AI shows considerable potential for medical diagnosis through imaging data, though it often struggles with rare diseases due to limited training data. Professor Klaus-Robert Müller’s team at TU Berlin/BIFOLD, in collaboration with Charité —Universitätsmedizin Berlin, has introduced a new approach to address this challenge by training an AI model on common findings to improve the detection of rare diseases. The study was published in the New England Journal of Medicine AI (NEJM AI).

AI Tool Enhances Detection of Rare Diseases Using Common Data
Professor Frederick Klauschen is Director of the Institute of Pathology at LMU. Image Credit: Ludwig-Maximilians-Universität München

AI is widely used across various medical fields and shows immense potential in assisting doctors with disease diagnosis through imaging data. However, training AI models requires large datasets, which are typically only available in adequate amounts for common diseases.

It’s as if a family doctor only had to diagnose coughs, runny noses, and sore throats. The actual challenge is to also detect the less common diseases, which current AI models often overlook or misclassify.

Frederick Klauschen, Professor and Director, Institute of Pathology, Ludwig-Maximilians-Universität München

The new model can reliably detect rare diseases using training data from common findings alone. This advancement has the potential to significantly improve diagnostic accuracy and reduce pathologists' workloads in the future.

Learning From Normality

The new approach utilizes anomaly detection: by accurately characterizing normal tissue and common diseases, the model learns to identify and highlight deviations without needing specific training on rare cases.

For the study, researchers compiled two large datasets of microscopic images from gastrointestinal biopsy sections, along with their diagnoses. Approximately 90 % of these datasets consisted of the ten most common findings, including normal tissues and conditions like chronic gastritis, while the remaining 10 % encompassed 56 disease types, many of which are cancers. In total, the model was trained and evaluated on 17 million histological images from 5,423 cases.

We compared various technical approaches, and our best model detected, with a high degree of reliability, a broad range of rarer pathologies of the stomach and colon, including rare primary or metastasizing cancers. To our knowledge, no other published AI tool is capable of doing this.

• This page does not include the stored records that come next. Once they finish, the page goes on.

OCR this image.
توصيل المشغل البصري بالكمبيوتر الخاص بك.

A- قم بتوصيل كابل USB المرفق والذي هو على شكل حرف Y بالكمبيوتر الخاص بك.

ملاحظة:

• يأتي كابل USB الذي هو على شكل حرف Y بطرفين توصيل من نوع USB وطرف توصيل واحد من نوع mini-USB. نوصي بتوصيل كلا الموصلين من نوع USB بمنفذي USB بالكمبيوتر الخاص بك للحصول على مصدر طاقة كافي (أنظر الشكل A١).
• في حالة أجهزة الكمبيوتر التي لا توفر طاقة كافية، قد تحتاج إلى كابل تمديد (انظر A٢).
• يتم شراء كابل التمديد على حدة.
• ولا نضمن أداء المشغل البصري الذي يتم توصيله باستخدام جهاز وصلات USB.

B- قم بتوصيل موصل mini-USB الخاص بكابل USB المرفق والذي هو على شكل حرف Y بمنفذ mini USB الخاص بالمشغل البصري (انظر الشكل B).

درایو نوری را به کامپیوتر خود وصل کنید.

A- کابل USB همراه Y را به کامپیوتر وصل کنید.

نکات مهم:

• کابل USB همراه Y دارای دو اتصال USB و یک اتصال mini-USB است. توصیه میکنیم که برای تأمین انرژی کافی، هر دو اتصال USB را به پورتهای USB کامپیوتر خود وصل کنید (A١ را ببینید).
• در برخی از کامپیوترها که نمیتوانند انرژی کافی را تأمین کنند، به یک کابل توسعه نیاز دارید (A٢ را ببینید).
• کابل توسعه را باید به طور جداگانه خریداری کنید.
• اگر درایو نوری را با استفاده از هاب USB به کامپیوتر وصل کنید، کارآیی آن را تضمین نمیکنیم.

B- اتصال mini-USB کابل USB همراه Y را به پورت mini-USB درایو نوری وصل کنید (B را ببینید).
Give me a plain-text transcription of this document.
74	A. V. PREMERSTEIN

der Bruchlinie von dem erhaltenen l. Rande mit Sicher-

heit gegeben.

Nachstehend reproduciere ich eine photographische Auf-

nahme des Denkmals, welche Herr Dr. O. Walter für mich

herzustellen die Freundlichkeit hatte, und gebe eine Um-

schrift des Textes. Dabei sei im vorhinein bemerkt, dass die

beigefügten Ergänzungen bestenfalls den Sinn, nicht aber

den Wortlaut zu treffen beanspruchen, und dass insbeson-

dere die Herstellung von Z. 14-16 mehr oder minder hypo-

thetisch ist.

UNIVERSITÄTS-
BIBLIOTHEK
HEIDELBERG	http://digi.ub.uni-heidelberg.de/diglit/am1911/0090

Klaus-Robert Müller, Technical University of Berlin

Additionally, the AI uses heatmaps to mark the locations of anomalies within the tissue section in color.

Significantly Easing the Diagnosis Workload

By distinguishing normal findings and common diseases and identifying anomalies, the new AI model—which will continue to be refined over time—has the potential to offer valuable support to doctors. While pathologists still need to confirm the identified diseases, “doctors can save a lot of time because normal findings and a certain proportion of the diseases can be automatically diagnosed by AI. This applies to around a quarter to a third of cases,” explains Klauschen. “And in the remaining cases, AI can facilitate case prioritization and reduce missed diagnoses. This would represent huge progress.”

Journal Reference:

Dippel, J., et al. (2024) AI-Based Anomaly Detection for Clinical-Grade Histopathological Diagnostics. NEJM AI. doi.org/10.1056/aioa2400468.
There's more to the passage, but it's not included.